Frasat Ali Mughal

Personal information
- Full name: Frasat Ali Mughal
- Born: 31 July 1949 Lahore, Punjab, Dominion of Pakistan
- Died: 13 October 2022 (aged 73)
- Batting: Right-handed
- Bowling: Right-arm medium

International information
- National side: East Africa;
- ODI debut (cap 1): 7 June 1975 v New Zealand
- Last ODI: 14 June 1975 v England

Career statistics
| Competition | ODIs |
| Matches | 3 |
| Runs scored | 57 |
| Batting average | 19.00 |
| 100s/50s | 0/0 |
| Top score | 45 |
| Balls bowled | 144 |
| Wickets | 0 |
| Bowling average | – |
| 5 wickets in innings | – |
| 10 wickets in match | – |
| Best bowling | – |
| Catches/stumpings | 0/0 |
- Source: CricInfo, 20 January 2022

= Frasat Ali =

Pakistani cricketer (1949–2022)

Frasat Ali Mughal (31 July 1949 – 13 October 2022) was a Pakistani-born cricketing all-rounder from Kenya who played for the East African cricket team.
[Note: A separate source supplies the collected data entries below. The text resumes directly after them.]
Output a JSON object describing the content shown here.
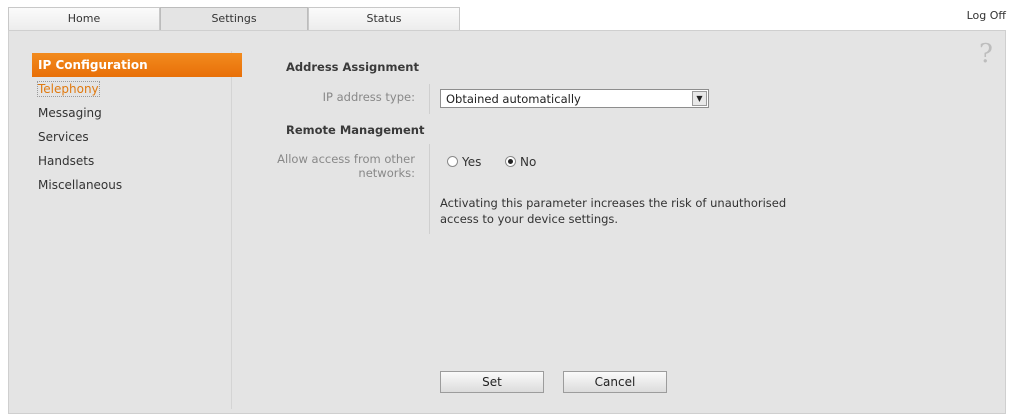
{
  "tabs": {
    "home": "Home",
    "settings": "Settings",
    "status": "Status"
  },
  "header": {
    "logoff": "Log Off"
  },
  "help_icon": "?",
  "sidebar": {
    "items": [
      {
        "label": "IP Configuration"
      },
      {
        "label": "Telephony"
      },
      {
        "label": "Messaging"
      },
      {
        "label": "Services"
      },
      {
        "label": "Handsets"
      },
      {
        "label": "Miscellaneous"
      }
    ]
  },
  "form": {
    "address_assignment_title": "Address Assignment",
    "ip_address_type_label": "IP address type:",
    "ip_address_type_value": "Obtained automatically",
    "remote_management_title": "Remote Management",
    "allow_access_label_line1": "Allow access from other",
    "allow_access_label_line2": "networks:",
    "radio_yes": "Yes",
    "radio_no": "No",
    "selected": "No",
    "note_line1": "Activating this parameter increases the risk of unauthorised",
    "note_line2": "access to your device settings."
  },
  "buttons": {
    "set": "Set",
    "cancel": "Cancel"
  },
  "colors": {
    "accent": "#ef7d12",
    "panel_bg": "#e4e4e4"
  }
}
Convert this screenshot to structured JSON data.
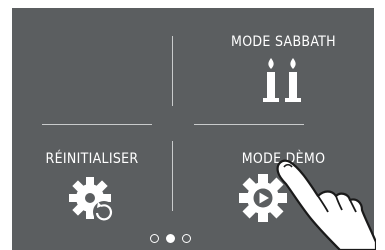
{
  "tiles": {
    "sabbath": {
      "label": "MODE SABBATH",
      "icon": "candles-icon"
    },
    "reset": {
      "label": "RÉINITIALISER",
      "icon": "gear-reset-icon"
    },
    "demo": {
      "label": "MODE DÈMO",
      "icon": "gear-play-icon"
    }
  },
  "pager": {
    "pages": 3,
    "current": 2
  },
  "colors": {
    "screen_background": "#5b5e60",
    "text": "#ffffff",
    "divider": "#c9cbcc"
  }
}
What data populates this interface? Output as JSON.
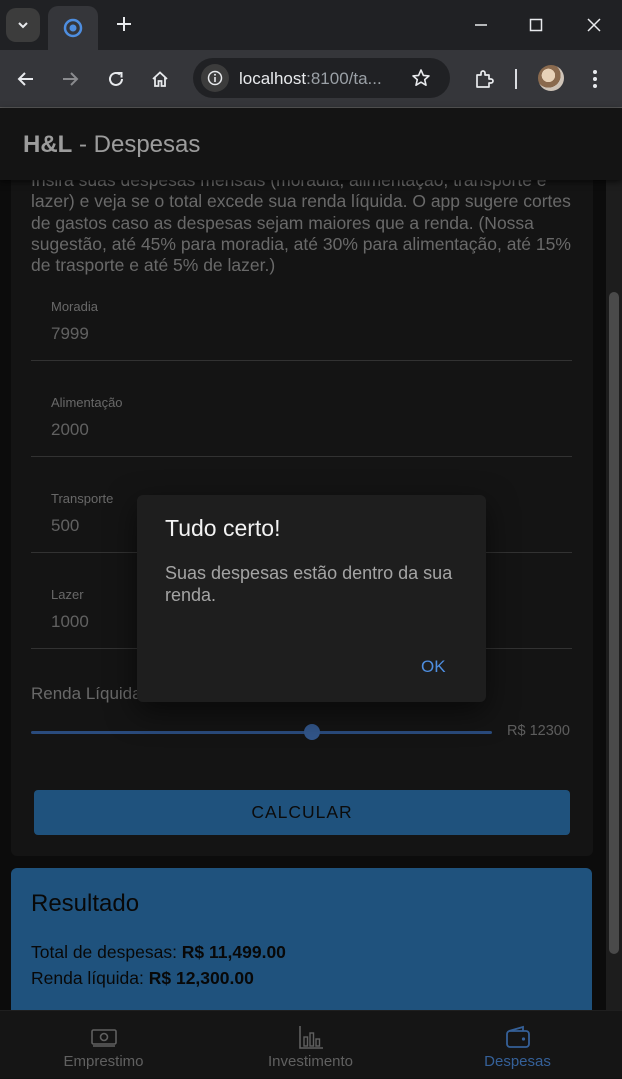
{
  "browser": {
    "url_host": "localhost",
    "url_rest": ":8100/ta..."
  },
  "app": {
    "title_bold": "H&L",
    "title_rest": " - Despesas"
  },
  "form": {
    "intro": "Insira suas despesas mensais (moradia, alimentação, transporte e lazer) e veja se o total excede sua renda líquida. O app sugere cortes de gastos caso as despesas sejam maiores que a renda. (Nossa sugestão, até 45% para moradia, até 30% para alimentação, até 15% de trasporte e até 5% de lazer.)",
    "fields": [
      {
        "label": "Moradia",
        "value": "7999"
      },
      {
        "label": "Alimentação",
        "value": "2000"
      },
      {
        "label": "Transporte",
        "value": "500"
      },
      {
        "label": "Lazer",
        "value": "1000"
      }
    ],
    "range_label": "Renda Líquida",
    "range_value_text": "R$ 12300",
    "range_fraction": 0.61,
    "calculate_label": "CALCULAR"
  },
  "result": {
    "title": "Resultado",
    "total_label": "Total de despesas: ",
    "total_value": "R$ 11,499.00",
    "income_label": "Renda líquida: ",
    "income_value": "R$ 12,300.00"
  },
  "tabs": [
    {
      "label": "Emprestimo",
      "icon": "cash-icon"
    },
    {
      "label": "Investimento",
      "icon": "bar-chart-icon"
    },
    {
      "label": "Despesas",
      "icon": "wallet-icon",
      "active": true
    }
  ],
  "alert": {
    "title": "Tudo certo!",
    "message": "Suas despesas estão dentro da sua renda.",
    "ok_label": "OK"
  },
  "colors": {
    "primary": "#2f7ab8",
    "accent_text": "#4e8ee0",
    "background": "#121212"
  }
}
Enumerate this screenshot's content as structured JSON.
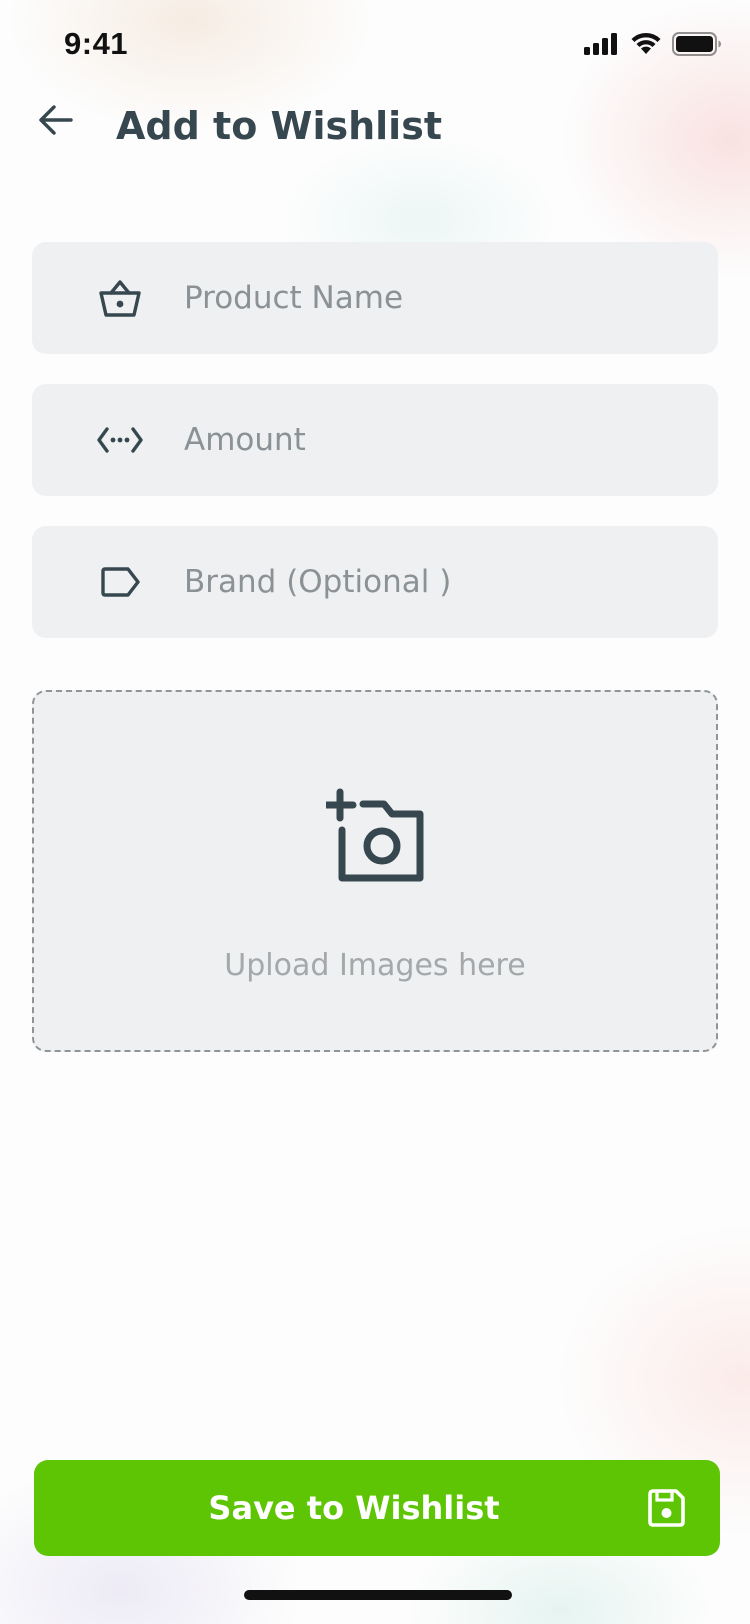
{
  "status_bar": {
    "time": "9:41",
    "icons": [
      "cellular-signal-icon",
      "wifi-icon",
      "battery-icon"
    ]
  },
  "header": {
    "back_icon": "arrow-left-icon",
    "title": "Add to Wishlist"
  },
  "form": {
    "product_name": {
      "icon": "basket-icon",
      "placeholder": "Product Name",
      "value": ""
    },
    "amount": {
      "icon": "code-dots-icon",
      "placeholder": "Amount",
      "value": ""
    },
    "brand": {
      "icon": "tag-icon",
      "placeholder": "Brand (Optional )",
      "value": ""
    }
  },
  "upload": {
    "icon": "add-camera-icon",
    "label": "Upload Images here"
  },
  "save_button": {
    "label": "Save to Wishlist",
    "icon": "floppy-disk-icon"
  },
  "colors": {
    "accent": "#5ec504",
    "text_dark": "#37474f",
    "field_bg": "#eff0f2",
    "placeholder": "#8b9296"
  }
}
He played in East Africa's inaugural One Day International against New Zealand, their first match of the 1975 World Cup. In that match, he made a score of 45, the highest ever by anybody from the East African cricket team. He played in all three of East Africa's matches in the World Cup, but did not take any wickets with his medium pacers.

He died on 13 October 2022.

Frasat Ali was the first player to open both the batting and the bowling in a One Day International, when he did it in the World Cup match against New Zealand.